La Commission des Viticultrices de la Champagne a parfois été comparée à «un salon de thé», au point d’être menacée de disparition. Fraîchement élue à la présidence de cette composante du Syndicat Général des Vignerons, Séverine Couvreur, (image ci-dessus) a bien l’intention de mettre cette réputation en pièce. Dans la salle panoramique des Terroirs et Vignerons de Champagne, à Chouilly, le programme de l’Assemblée Générale de la Commission a été plus qu’un bon début, pour les femmes et pour la planète.
A 6 jours de la journée internationale des droits de femmes, l’AG de la Commission des Viticultrices s’est évidemment intéressée à la condition de celles qui font le champagne. Et comme dans bien des secteurs d’activité, les femmes du vignoble ont gagné leur statut de haute lutte.
INVISIBLES
Avant les années 80, le statut des femmes qui travaillent sur l’exploitation est tout simplement inexistant, explique Aurélie Melin à la tribune. Cette ethnologue de l’institut Chappaz ajoute qu’il a fallu un combat de 30 ou 40 années pour que leur part de travail soit administrativement reconnue. Il faut encore attendre la fin du second millénaire pour qu’apparaisse un statut de conjoint collaborateur. Mais jusqu’en 2006, l’autorisation de l’homme est la condition qui permet à la viticultrice d’en bénéficier. «Le but, commente Aurélie Melin, c’est de rendre les femmes invisibles.» Invisibles, c’est bien le mot. Océane Carneiro le confirme à son tour. Elle est doctorante à l’institut Chappaz. La thèse qu’elle prépare est consacrée aux viticultrices de la Champagne. Son premier constat est éloquent. Dans les archives du SGV elle n’a trouvé qu’un seul cliché qui fasse apparaître une femme dans les vignes. Et pourtant…
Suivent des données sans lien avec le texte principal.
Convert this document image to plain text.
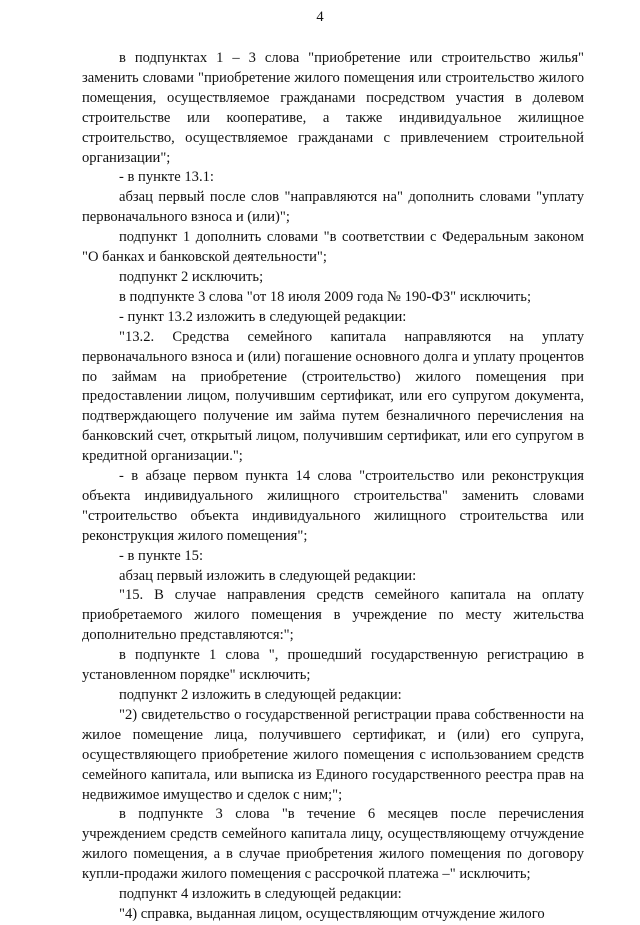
4

в подпунктах 1 – 3 слова "приобретение или строительство жилья" заменить словами "приобретение жилого помещения или строительство жилого помещения, осуществляемое гражданами посредством участия в долевом строительстве или кооперативе, а также индивидуальное жилищное строительство, осуществляемое гражданами с привлечением строительной организации";

- в пункте 13.1:

абзац первый после слов "направляются на" дополнить словами "уплату первоначального взноса и (или)";

подпункт 1 дополнить словами "в соответствии с Федеральным законом "О банках и банковской деятельности";

подпункт 2 исключить;

в подпункте 3 слова "от 18 июля 2009 года № 190-ФЗ" исключить;

- пункт 13.2 изложить в следующей редакции:

"13.2. Средства семейного капитала направляются на уплату первоначального взноса и (или) погашение основного долга и уплату процентов по займам на приобретение (строительство) жилого помещения при предоставлении лицом, получившим сертификат, или его супругом документа, подтверждающего получение им займа путем безналичного перечисления на банковский счет, открытый лицом, получившим сертификат, или его супругом в кредитной организации.";

- в абзаце первом пункта 14 слова "строительство или реконструкция объекта индивидуального жилищного строительства" заменить словами "строительство объекта индивидуального жилищного строительства или реконструкция жилого помещения";

- в пункте 15:

абзац первый изложить в следующей редакции:

"15. В случае направления средств семейного капитала на оплату приобретаемого жилого помещения в учреждение по месту жительства дополнительно представляются:";

в подпункте 1 слова ", прошедший государственную регистрацию в установленном порядке" исключить;

подпункт 2 изложить в следующей редакции:

"2) свидетельство о государственной регистрации права собственности на жилое помещение лица, получившего сертификат, и (или) его супруга, осуществляющего приобретение жилого помещения с использованием средств семейного капитала, или выписка из Единого государственного реестра прав на недвижимое имущество и сделок с ним;";

в подпункте 3 слова "в течение 6 месяцев после перечисления учреждением средств семейного капитала лицу, осуществляющему отчуждение жилого помещения, а в случае приобретения жилого помещения по договору купли-продажи жилого помещения с рассрочкой платежа –" исключить;

подпункт 4 изложить в следующей редакции:

"4) справка, выданная лицом, осуществляющим отчуждение жилого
40% DE FEMMES A LA TÊTE DES EXPLOITATIONS
Avant même d’avoir une existence administrative, les femmes ont toujours œuvré dans les vignes insiste Océane Carneiro. L’accès à la propriété se fait généralement par succession. Et la transmission privilégie volontiers les fils, et même les gendres, au détriment des filles. Mais les choses évoluent. La mise en commun des parcelles n’est plus la règle au sein d’un couple de vignerons, comme si les femmes voulaient garder la main sur leur terre. Aujourd’hui la Champagne est bien le plus féminisé des vignobles de France. Les femmes dirigent 40% des exploitations (contre 10 % il y a 40 ans), mais ce sont des exploitations de plus petites tailles. La répartition genrée des tâches est un autre constat. Les femmes ont une responsabilité administrative ou commerciale. La vinification, qui fait partie de la noblesse du métier revient rarement aux femmes. Elles sont par ailleurs sous-représentées syndicalement. Et il reste beaucoup à faire dans la prise en compte de la maternité des femmes exploitantes, superbement ignorée par la Mutualité Sociale Agricole.
DES FEMMES ENGAGÉES
Le rôle majeur des viticultrices champenoises est donc insuffisamment pris en compte, mais il est incontestable. La présidente de leur commission au sein du SGV a insisté sur la nécessité de renforcer leur influence au sein de la filière, et plus généralement dans l’avenir des exploitations. Séverine Couvreur a tenu à sensibiliser ses troupes au développement durable et à la Responsabilité Sociétale de l’Entreprise. La RSE prônée par Sophie Leclerc dans une intervention très inspirante. Cette éminente spécialiste du marketing digital a été happée par l’irrésistible besoin de se reconnecter au vivant. Elle est la cofondatrice de Treebal, une messagerie éco responsable. Elle fait partie des pionniers qui se sont engagées depuis deux ans dans l’aventure de la Convention des Entreprises pour le Climat. L’objectif de ces entrepreneurs est de promouvoir une économie régénérative, peu consommatrice d’énergie. Les viticultrices l’ont écoutée avec beaucoup d’attention.